Ainda na música popular brasileira, o verão de 1964 foi marcado pelo êxito estrondoso do primeiro LP de Jorge Ben Jor (então chamado Jorge Ben), Samba Esquema Novo, lançado no final de 1963. “Foi um disco considerado revolucionário para a época, com músicas como Mas Que Nada, Chove Chuva, Balança a Pema e outras, que perduram até hoje e que viriam a se tornar sucessos internacionais. Tudo isto estourou naquele verão”,  destaca Sander.

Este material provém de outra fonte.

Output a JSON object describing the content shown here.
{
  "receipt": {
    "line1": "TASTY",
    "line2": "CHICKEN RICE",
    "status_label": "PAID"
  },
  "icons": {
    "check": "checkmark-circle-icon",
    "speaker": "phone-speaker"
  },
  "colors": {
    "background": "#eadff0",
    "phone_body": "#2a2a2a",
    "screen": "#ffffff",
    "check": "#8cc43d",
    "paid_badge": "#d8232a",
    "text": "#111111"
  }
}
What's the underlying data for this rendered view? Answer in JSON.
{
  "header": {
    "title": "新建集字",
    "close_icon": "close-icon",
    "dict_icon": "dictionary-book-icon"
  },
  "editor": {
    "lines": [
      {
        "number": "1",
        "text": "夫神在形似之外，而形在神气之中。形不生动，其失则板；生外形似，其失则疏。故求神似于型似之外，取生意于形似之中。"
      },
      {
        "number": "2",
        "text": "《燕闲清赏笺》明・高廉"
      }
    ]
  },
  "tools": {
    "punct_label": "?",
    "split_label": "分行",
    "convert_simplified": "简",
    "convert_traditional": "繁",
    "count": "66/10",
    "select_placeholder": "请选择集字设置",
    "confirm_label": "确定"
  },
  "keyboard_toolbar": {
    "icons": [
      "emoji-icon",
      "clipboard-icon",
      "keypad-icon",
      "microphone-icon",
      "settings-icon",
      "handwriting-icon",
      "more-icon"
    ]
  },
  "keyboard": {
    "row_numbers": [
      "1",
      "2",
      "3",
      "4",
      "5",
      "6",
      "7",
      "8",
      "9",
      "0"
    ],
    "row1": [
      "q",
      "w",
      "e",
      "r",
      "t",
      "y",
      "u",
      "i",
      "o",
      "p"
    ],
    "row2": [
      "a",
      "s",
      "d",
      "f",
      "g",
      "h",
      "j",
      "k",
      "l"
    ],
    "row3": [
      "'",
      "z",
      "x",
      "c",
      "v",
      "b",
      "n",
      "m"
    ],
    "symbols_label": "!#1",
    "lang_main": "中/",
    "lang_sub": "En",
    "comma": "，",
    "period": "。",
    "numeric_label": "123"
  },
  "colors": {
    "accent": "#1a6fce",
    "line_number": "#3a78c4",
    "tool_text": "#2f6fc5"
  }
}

No carnaval daquele ano, o grande sucesso era uma marchinha até hoje cantada pelos foliões nas ruas e nos bailes. Cabeleira do Zezé, de João Roberto Kelly, era uma referência direta aos rapazes que começavam a aderir à moda dos cabelos grandes, seguindo a onda dos Beatles e de outras bandas do iê-iê-iê. No começo de 1964, a beatlemania já ultrapassava as fronteiras do Reino Unido.

O autor critica o papel da imprensa nos três meses que antecederam o golpe e lembra os editoriais dos principais jornais da época. “A atuação da grande imprensa no período que antecedeu a queda de [João] Goulart foi uma página negra na história do jornalismo brasileiro. O apoio foi incondicional aos conspiradores. Em todo o processo, a imprensa apoiou de forma efetiva e sistemática tudo aquilo que estava acontecendo para que a democracia acabasse no Brasil”, frisa Sander.

Para ele, o argumento de que estava se tentando garantir a democracia, usado pelos jornais para justificar a conspiração, não passava de uma grande falácia. “Havia ampla liberdade de expressão no governo João Goulart e a polarização ideológica era muito forte. Se acusava o governo João Goulart de estar preparando um golpe, o que era uma mentira, pois quando houve a derrubada pelos militares, a reação foi nenhuma. Jango até se recusou a municiar sindicalistas para a resistência. A visão de que Goulart preparava um golpe foi todo um discurso montado para justificar o injustificável”, enfatiza.